Supporters say the credit helped bring in billions in private investment to rural areas, lower electricity prices, fund K-12 schools and create new jobs.

Yates said many developers also used the subsidy and a decade-long promise as leverage to get financing for their developments. To renege on the deal would jeopardize existing wind farms, he said.

“There’s a disconnect with our lawmakers to think that this is some kind of pot of cash that’s sitting around when we’re going to default on loans,” Yates said.

State Senate Floor Majority Leader Greg Treat, R-Oklahoma City, said “it’s a valid concern if you change the rules in the middle of the game,” but the idea to cap payments simply lengthens the state’s liability rather than eliminates it.

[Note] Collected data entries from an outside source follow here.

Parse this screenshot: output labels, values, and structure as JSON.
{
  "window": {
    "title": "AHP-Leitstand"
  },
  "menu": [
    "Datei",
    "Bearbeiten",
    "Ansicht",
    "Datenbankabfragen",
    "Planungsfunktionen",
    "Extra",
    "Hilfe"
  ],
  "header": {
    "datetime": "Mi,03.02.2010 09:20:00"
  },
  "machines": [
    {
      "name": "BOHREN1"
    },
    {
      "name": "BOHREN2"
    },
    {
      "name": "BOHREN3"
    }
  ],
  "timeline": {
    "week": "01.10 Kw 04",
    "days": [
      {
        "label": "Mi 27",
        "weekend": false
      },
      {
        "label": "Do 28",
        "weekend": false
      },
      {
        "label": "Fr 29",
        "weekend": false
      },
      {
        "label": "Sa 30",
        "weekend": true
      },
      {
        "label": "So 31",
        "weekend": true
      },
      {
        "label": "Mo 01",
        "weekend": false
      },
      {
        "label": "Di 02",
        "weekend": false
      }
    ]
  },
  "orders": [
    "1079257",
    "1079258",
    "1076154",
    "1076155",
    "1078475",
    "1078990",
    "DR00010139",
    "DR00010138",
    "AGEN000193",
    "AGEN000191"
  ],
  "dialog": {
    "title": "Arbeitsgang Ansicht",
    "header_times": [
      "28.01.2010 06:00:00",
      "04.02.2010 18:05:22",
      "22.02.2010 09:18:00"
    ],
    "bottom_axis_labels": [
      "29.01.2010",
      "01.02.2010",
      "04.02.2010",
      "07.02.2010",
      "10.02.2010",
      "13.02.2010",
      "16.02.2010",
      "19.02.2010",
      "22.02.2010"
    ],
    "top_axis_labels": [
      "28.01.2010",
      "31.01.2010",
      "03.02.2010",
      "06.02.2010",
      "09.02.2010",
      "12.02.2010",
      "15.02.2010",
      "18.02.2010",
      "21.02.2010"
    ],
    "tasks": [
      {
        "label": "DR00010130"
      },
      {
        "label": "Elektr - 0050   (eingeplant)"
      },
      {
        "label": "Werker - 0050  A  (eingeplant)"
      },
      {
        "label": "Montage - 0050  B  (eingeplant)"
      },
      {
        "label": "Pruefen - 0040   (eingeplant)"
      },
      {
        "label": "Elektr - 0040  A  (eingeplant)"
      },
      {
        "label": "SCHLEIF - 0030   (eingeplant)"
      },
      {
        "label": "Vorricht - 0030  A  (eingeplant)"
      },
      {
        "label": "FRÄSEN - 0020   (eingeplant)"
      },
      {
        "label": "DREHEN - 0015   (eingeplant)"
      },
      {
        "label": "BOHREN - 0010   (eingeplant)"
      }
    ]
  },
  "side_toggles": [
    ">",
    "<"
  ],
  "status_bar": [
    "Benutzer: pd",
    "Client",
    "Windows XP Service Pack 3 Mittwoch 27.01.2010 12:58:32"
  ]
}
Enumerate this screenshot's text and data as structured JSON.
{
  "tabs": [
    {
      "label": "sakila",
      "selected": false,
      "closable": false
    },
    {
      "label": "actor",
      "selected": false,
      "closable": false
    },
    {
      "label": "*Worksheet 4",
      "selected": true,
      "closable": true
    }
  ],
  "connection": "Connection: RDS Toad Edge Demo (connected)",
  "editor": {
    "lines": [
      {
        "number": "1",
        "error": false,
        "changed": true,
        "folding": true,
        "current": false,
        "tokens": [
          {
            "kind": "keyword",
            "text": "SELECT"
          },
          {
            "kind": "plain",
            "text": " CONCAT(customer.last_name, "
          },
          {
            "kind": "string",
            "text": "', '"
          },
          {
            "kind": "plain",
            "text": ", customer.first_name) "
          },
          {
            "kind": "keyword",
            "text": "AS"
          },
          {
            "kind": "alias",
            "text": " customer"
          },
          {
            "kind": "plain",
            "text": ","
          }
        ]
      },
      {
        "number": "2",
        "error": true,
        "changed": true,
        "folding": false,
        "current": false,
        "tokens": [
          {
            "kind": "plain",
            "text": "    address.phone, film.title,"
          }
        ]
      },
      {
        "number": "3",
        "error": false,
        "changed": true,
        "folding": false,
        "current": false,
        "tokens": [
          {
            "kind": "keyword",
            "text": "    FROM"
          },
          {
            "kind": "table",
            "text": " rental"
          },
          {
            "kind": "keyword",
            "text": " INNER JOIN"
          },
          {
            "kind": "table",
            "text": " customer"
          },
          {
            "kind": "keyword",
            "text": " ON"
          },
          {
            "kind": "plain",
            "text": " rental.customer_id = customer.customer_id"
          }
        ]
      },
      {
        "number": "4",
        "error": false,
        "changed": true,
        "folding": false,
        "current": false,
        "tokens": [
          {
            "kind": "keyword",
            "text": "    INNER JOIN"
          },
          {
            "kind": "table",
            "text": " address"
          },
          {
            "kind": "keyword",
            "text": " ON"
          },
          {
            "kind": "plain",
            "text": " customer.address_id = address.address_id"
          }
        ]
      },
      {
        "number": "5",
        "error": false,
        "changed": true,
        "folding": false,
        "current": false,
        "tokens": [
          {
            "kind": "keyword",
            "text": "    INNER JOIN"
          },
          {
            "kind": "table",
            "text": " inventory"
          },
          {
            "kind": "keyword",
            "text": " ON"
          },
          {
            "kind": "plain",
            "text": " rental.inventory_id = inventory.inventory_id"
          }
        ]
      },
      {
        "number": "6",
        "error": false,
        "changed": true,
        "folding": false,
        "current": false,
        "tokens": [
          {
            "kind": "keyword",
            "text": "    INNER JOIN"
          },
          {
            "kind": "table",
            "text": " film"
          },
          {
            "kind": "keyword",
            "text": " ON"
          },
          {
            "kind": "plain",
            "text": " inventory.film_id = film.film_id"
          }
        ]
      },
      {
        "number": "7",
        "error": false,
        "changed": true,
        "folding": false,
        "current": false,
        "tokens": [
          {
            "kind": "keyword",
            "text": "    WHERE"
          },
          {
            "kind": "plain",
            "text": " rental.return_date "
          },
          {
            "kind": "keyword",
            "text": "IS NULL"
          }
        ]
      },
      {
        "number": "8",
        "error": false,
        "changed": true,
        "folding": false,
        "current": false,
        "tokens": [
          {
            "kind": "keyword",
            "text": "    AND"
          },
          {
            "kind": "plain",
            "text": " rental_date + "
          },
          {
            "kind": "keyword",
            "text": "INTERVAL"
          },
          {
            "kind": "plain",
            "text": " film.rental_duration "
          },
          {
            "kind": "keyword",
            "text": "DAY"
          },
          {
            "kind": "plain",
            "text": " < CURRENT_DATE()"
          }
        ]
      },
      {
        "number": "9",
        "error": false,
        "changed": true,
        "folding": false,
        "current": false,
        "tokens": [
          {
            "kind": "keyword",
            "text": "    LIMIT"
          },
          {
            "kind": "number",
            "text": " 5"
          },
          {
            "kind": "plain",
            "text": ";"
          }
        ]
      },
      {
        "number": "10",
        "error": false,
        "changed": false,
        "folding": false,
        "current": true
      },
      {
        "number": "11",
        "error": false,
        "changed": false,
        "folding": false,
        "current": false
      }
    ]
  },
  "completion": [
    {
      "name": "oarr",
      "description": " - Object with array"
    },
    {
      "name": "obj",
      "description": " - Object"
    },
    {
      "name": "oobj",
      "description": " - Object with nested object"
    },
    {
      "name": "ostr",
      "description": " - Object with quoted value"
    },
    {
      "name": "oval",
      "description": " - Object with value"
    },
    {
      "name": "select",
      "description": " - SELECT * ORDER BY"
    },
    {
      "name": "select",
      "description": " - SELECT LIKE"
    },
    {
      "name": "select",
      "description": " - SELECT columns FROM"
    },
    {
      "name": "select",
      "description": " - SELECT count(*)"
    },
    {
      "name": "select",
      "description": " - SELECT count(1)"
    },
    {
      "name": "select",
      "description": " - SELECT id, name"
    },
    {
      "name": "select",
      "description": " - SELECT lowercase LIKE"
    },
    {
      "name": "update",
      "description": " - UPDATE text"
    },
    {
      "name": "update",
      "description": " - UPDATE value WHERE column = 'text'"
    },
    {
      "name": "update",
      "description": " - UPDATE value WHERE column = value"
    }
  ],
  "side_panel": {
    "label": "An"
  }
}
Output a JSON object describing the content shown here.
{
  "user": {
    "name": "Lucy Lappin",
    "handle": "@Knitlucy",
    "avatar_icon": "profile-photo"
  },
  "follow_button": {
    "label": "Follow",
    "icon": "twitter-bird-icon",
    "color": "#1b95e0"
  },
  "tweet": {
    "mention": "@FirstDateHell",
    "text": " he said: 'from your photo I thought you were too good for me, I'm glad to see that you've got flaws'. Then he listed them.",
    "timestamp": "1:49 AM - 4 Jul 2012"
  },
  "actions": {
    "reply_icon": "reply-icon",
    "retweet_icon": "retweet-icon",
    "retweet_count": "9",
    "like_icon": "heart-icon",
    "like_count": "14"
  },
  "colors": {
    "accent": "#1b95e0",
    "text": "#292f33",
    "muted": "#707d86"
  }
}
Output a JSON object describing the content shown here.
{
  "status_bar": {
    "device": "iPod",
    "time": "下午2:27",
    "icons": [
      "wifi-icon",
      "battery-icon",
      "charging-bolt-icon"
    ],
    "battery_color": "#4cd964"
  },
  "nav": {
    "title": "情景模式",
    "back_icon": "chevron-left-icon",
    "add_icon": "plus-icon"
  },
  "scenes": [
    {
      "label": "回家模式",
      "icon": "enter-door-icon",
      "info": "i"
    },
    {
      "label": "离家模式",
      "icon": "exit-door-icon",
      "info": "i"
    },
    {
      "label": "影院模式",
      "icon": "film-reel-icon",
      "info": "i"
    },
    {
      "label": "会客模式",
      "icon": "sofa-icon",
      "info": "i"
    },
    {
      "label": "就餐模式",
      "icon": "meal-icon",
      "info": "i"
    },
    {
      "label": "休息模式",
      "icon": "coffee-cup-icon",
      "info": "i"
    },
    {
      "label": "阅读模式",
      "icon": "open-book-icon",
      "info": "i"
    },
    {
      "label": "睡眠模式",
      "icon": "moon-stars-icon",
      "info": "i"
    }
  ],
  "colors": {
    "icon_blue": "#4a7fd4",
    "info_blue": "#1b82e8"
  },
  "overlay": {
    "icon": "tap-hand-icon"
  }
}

Yates said even delaying the promised payments would jeopardize developer’s financing agreements.

Treat said industries operating in Oklahoma understand that incentives are subject to change every year. Legislators recently altered some commitments made to the oil and gas industry, he said.

“The wind industry has been treated more than fair in Oklahoma in my estimation, and we are interested in reform,” he said. “What form that reform takes is still yet to be determined.”

House Majority Leader Mike Sanders, R-Kingfisher, said a new gross production tax on the industry seems to be the best public policy. That tax would be in addition the property taxes the industry already pays local entities.

Sanders said the fortunes of some school districts across western Oklahoma are tied to the success of the wind industry. Districts have financed bond packages based on developments built in their areas.

“At the end of the day, I think good policy should rule the day, so I’m hopeful we can come to a resolution,” he said.

Yates said his investors would be willing to consider a production tax on future wind farms.